The law school of the organized on Monday (11) a tribute to its students who were murdered by.
The act, which took place in the Student Room, in Largo do São Francisco, center of, was marked by the posthumous diplomation of Arno Preis and João Leonardo da Silva Rocha and the inauguration of signs in the courtyard of Arcadas, in honor of the students. It is a symbolic gesture of the institution to recognize and repair violence committed in the regime.
Minister of the Civil House in the first Lula administration, José Dirceu (PT) attended the event.
He met the two students honored at the time he was part of the SHE (National Liberating Action) and received military training with them, when he was exiled in Cuba.
“It is necessary to remember Brazil what was the military dictatorship. The attempt of coup of January 8, 2023, including the aberration of the yellow green dagger plan, only reinforces the need to rescue the memory of that period and honor those who fought the dictatorship,” said Dirceu, shortly before the solemnity began.
The former minister was convicted in the scandal of the monthly for active corruption and had his mandate revoked in the House for breach of decorum, having received pardon in 2016. He was also convicted in Operation Lava Jato, by passive corruption and money laundering, but obtained the annulment of sentences in 2024.
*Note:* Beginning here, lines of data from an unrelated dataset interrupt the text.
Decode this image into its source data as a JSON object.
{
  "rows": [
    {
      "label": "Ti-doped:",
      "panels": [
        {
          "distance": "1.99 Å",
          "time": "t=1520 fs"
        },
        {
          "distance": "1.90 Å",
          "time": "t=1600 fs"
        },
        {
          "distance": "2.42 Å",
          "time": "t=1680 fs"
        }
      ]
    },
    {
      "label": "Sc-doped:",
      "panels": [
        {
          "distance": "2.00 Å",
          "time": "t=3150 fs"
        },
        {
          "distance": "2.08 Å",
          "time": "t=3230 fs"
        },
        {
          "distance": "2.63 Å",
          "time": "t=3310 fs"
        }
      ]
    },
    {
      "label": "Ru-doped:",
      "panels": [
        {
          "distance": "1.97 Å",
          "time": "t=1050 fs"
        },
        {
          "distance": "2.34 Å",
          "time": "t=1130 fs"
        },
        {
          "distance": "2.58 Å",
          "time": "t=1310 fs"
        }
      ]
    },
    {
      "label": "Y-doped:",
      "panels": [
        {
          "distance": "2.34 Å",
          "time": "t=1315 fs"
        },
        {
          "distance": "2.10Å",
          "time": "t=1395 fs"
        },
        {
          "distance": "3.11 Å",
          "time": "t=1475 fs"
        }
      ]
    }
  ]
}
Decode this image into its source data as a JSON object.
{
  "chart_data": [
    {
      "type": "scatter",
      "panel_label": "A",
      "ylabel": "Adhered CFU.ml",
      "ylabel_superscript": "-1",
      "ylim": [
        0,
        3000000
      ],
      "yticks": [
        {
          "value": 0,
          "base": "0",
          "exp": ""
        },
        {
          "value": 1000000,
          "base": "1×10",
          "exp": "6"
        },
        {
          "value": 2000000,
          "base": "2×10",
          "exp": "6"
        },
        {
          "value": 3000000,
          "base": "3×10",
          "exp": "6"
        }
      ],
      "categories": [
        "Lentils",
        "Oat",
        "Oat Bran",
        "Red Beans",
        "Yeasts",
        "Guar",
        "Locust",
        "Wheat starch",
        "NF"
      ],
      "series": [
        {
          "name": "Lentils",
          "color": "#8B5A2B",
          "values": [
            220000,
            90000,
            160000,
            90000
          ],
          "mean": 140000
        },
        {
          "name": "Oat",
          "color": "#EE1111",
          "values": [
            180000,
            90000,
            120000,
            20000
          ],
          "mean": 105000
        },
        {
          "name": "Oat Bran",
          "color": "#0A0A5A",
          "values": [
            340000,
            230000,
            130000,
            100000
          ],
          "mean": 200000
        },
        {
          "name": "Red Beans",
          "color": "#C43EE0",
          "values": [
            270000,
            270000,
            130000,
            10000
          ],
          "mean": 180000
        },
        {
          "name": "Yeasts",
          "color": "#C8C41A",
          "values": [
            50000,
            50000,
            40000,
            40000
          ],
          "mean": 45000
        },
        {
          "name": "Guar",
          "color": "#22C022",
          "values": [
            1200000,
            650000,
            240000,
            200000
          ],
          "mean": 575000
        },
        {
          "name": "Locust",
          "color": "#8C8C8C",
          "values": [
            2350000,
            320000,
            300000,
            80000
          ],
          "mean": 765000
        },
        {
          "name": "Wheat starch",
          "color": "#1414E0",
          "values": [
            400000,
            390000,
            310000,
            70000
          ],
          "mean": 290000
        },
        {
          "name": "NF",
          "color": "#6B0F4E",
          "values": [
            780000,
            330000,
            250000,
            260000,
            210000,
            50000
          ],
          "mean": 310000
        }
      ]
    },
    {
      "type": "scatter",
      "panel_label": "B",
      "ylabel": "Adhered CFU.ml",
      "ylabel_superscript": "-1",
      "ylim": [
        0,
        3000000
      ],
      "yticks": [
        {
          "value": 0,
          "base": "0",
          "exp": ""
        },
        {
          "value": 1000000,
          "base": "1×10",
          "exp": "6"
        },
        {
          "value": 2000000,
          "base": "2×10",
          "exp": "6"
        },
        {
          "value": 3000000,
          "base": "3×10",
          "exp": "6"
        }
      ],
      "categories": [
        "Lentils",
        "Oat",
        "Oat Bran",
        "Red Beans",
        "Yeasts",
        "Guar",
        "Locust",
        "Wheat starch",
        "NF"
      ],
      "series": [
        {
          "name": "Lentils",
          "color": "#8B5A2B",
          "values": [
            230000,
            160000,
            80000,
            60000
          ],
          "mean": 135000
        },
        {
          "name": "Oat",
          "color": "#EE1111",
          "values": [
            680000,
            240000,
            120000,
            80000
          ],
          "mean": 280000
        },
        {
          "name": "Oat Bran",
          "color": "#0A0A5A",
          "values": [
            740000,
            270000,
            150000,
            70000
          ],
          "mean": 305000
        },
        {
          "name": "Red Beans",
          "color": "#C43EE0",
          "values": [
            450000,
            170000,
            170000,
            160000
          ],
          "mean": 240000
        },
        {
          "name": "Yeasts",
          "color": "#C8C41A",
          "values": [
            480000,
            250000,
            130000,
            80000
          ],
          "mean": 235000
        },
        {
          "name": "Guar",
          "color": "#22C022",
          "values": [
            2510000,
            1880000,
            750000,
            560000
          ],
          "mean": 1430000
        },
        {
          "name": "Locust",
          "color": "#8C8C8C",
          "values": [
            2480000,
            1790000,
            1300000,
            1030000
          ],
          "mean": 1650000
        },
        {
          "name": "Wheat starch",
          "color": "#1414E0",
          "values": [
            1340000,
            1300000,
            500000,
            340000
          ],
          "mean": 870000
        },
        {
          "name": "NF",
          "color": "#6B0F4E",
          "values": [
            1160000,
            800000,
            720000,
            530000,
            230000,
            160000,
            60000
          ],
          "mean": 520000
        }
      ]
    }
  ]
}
Also among the gifts were José Carlos Dias, Minister of Justice of the FHC Government, Luiz Eduardo Greenhalgh, one of the founders of the PT and former federal deputy, as well as Flavio Bierrenbach, former minister of the Superior Military Court and lawyer Taís Gasparian.
During the act, Choir XI of August sang, conducted, under Eduardo Fernandes, iconic songs of the period, such as “Roda Viva”, by Chico Buarque, and “The Drunk and the Balancer”, by João Bosco and Aldir Blanc.
Arno Preis, born in Forquilha, in the interior of Santa Catarina, was a member of the student movement and militant of ALN. Identified by the dictatorship, he had to leave the country, going to Cuba, where he received guerrilla training. In 1971, he returned to Brazil, when he joined Molipo (Popular Liberation Movement).
He was murdered a year later, with fire and drilling, in a joint action by the Goiás Battalion police with the Dops (Department of Political and Social Order). Preis ended up buried as an indigent in the northern region of Goiás, and had his hands amputated by the agents.
João Leonardo da Silva Rocha was Bahia and moved to São Paulo in 1962, working at Banco do Brasil. At the law school, he was a pre -pre -premium colleague and also militated at ALN.
He was arrested in 1969 on charges of participating in the armed tactical group, but was one of 15 released political prisoners during the negotiation of the kidnapping of American ambassador Charles Burke Elbrick. After living in Mexico and Cuba, he returned to Brazil and was killed in 1975 by a group of the Military Police in Palmas de Monte Alto, in the interior of Bahia.
The solemnity at USP is part of the Diplomation of Resistance project, the result of a partnership between the rectory of and the Student Collective Red. Launched two years ago, the initiative honored, at first, students from the Institute of Geosciences (IGC). The diploma also marked the celebrations of the 198 years of creation of legal courses in Brazil.
“These are people who have paid dearly for freedom. If today we enjoy this time to be gathered here, this is because these students gave their lives for it,” Gasparian said in their speech, representing the USP Human Rights Commission.